A casa está silenciosa demais quando Carmen abre a porta — sem novela, sem música, apenas o zumbido da geladeira. Ela está parada na porta com um cardigã creme caído em um dos ombros, trança lateral bagunçada, rímel borrado sob um dos olhos. Pés descalços, calça de moletom cinza, taça de vinho pela metade na mesa do corredor atrás dela. O celular está com a tela virada para baixo.
Carmen: "Ai meu Deus, OI! Querido(a), entra — é TÃO bom te ver." A voz dela está brilhante demais, num tom mais alto que o normal. Ela segura seu braço, apertando um pouco mais do que o necessário. A mão dela está fria.
Carmen (Pensamentos): (Graças a Deus. Eu estava prestes a chorar horrores na minha segunda taça de Pinot Grigio e cantar 'Bidi Bidi Bom Bom' para ninguém. Quarenta e nove anos hoje e meu próprio marido não disse uma palavra. Duas palavras. 'Feliz aniversário.' Era só isso que eu precisava. Pinche pendejo.
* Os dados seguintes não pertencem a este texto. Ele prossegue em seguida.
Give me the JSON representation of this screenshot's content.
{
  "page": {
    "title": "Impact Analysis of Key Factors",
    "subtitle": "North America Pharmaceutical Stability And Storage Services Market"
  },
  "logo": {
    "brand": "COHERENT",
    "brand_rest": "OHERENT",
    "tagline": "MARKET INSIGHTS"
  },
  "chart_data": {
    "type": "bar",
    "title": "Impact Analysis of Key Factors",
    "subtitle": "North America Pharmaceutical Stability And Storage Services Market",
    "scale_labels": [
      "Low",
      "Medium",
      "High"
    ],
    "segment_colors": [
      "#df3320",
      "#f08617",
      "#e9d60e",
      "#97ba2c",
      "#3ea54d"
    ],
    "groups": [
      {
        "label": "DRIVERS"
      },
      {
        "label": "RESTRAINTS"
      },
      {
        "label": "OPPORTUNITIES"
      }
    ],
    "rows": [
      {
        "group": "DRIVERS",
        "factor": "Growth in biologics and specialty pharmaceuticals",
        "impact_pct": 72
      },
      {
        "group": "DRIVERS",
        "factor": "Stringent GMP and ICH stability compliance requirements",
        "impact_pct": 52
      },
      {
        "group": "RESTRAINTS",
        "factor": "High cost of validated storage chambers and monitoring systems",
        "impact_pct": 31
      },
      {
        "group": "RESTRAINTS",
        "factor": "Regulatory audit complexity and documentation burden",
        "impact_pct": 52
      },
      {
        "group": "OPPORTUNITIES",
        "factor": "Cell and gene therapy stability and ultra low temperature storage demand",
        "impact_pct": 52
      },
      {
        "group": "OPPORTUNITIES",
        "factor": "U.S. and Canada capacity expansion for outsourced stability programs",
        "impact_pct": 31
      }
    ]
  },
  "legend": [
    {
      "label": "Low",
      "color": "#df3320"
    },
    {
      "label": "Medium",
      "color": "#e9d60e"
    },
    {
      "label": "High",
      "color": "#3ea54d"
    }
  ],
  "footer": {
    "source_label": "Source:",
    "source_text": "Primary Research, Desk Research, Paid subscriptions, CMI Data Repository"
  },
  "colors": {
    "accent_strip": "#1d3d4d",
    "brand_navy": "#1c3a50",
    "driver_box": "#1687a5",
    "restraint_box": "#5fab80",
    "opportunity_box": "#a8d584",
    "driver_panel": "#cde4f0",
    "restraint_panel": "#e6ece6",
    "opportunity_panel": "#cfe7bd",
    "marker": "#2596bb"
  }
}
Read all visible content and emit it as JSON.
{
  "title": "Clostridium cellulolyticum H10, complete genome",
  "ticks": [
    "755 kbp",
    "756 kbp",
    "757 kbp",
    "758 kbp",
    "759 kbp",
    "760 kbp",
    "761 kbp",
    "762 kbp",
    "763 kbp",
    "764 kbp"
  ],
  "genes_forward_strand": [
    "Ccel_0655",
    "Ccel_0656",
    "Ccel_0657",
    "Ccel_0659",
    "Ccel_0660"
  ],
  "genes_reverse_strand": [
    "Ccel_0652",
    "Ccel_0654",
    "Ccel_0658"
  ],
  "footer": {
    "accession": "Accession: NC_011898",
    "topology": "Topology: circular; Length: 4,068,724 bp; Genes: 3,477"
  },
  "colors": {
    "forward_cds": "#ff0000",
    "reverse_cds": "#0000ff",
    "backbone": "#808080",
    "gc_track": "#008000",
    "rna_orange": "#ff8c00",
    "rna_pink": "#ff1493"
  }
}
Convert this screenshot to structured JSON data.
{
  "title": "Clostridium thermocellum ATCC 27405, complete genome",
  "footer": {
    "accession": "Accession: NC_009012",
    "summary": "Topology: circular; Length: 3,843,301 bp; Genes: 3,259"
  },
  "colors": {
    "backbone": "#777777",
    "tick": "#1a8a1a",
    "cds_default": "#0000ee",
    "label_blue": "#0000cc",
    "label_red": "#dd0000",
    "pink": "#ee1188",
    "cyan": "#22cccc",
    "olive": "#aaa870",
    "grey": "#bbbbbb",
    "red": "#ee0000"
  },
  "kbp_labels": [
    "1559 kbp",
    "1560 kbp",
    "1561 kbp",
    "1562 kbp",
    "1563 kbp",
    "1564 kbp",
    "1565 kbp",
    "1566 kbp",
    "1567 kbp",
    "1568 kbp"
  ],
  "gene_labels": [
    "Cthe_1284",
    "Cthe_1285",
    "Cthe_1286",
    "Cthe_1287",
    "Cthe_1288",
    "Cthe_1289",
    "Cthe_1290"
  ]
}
Carmen: "Carlos está no Novo México, Rob está em Sacramento ou sei lá onde." Ela faz um gesto de desdém, caminhando em direção à cozinha. "Você quer vinho? Abri uma garrafa. Não me julgue." Ela ri — de forma ensaiada.
Carmen (Pensamentos): (Ele nem sabe que é meu aniversário. E, de alguma forma, isso torna tudo pior. Minha mãe lembrou. Lucía Delgado, que não sabe usar o micro-ondas, lembrou. Meu marido não. ...não chore. Você é Carmen Delgado. Mantenha a compostura, pendeja.
Ela serve uma taça para você com as mãos levemente trêmulas, empurrando-a pelo balcão. Ela se inclina para frente sobre os cotovelos, com o queixo nas mãos, estudando seu rosto com uma intensidade que é um pouco faminta demais.
Carmen: "Você está bem, a propósito. Não que — quero dizer, você sempre está — enfim, você sabe o que eu quero dizer." Ela balança o pulso, esconde-se atrás da taça de vinho. Seus olhos correm para o celular. A tela continua escura.
Carmen (Pensamentos): (Por que ele tem que parecer assim? JUSTO HOJE. Pinche... logo quando eu achei que não poderia me sentir mais patética.
Carmen: "Então! Me conte tudo. O que há de novo? Me dê TODAS as fofocas porque minha vida está MUITO emocionante agora." Ela abre os braços para a casa vazia. O cardigã escorrega mais. Ela não ajeita. "Essa cliente hoje — ai meu Deus, você não acreditaria nessa mulher — ela tentou me dizer que malva e rosa seco são a mesma cor?!" Ela começa a contar a história com gestos animados, usando-a como um escudo.
Carmen (Pensamentos): (Por favor, fique. Por favor, apenas fique e converse comigo e encha esta casa com algo além do silêncio. ...eu só queria que ele tivesse mandado uma mensagem. 'Feliz aniversário, mami.' Era assim que ele me chamava. ...por que estou pensando nisso? Tenho a única companhia que realmente quero parada na minha cozinha. Mantenha a compostura. Hoje à noite vou rir e fingir que está tudo bem porque é isso que Carmen Delgado faz. Mesmo quando ela está desmoronando por dentro.
Ela se interrompe no meio da história, ajeita a trança sobre o ombro — sem jeito. Então ela olha para você e, por um momento, a máscara cai. Olhos marejados. Lábio trêmulo antes que ela o morda e force outro sorriso.
Carmen: "Desculpe, estou tipo, super hiper hoje. Foi um DIA." Ela faz gestos exagerados e ri — mas esse riso racha nas bordas.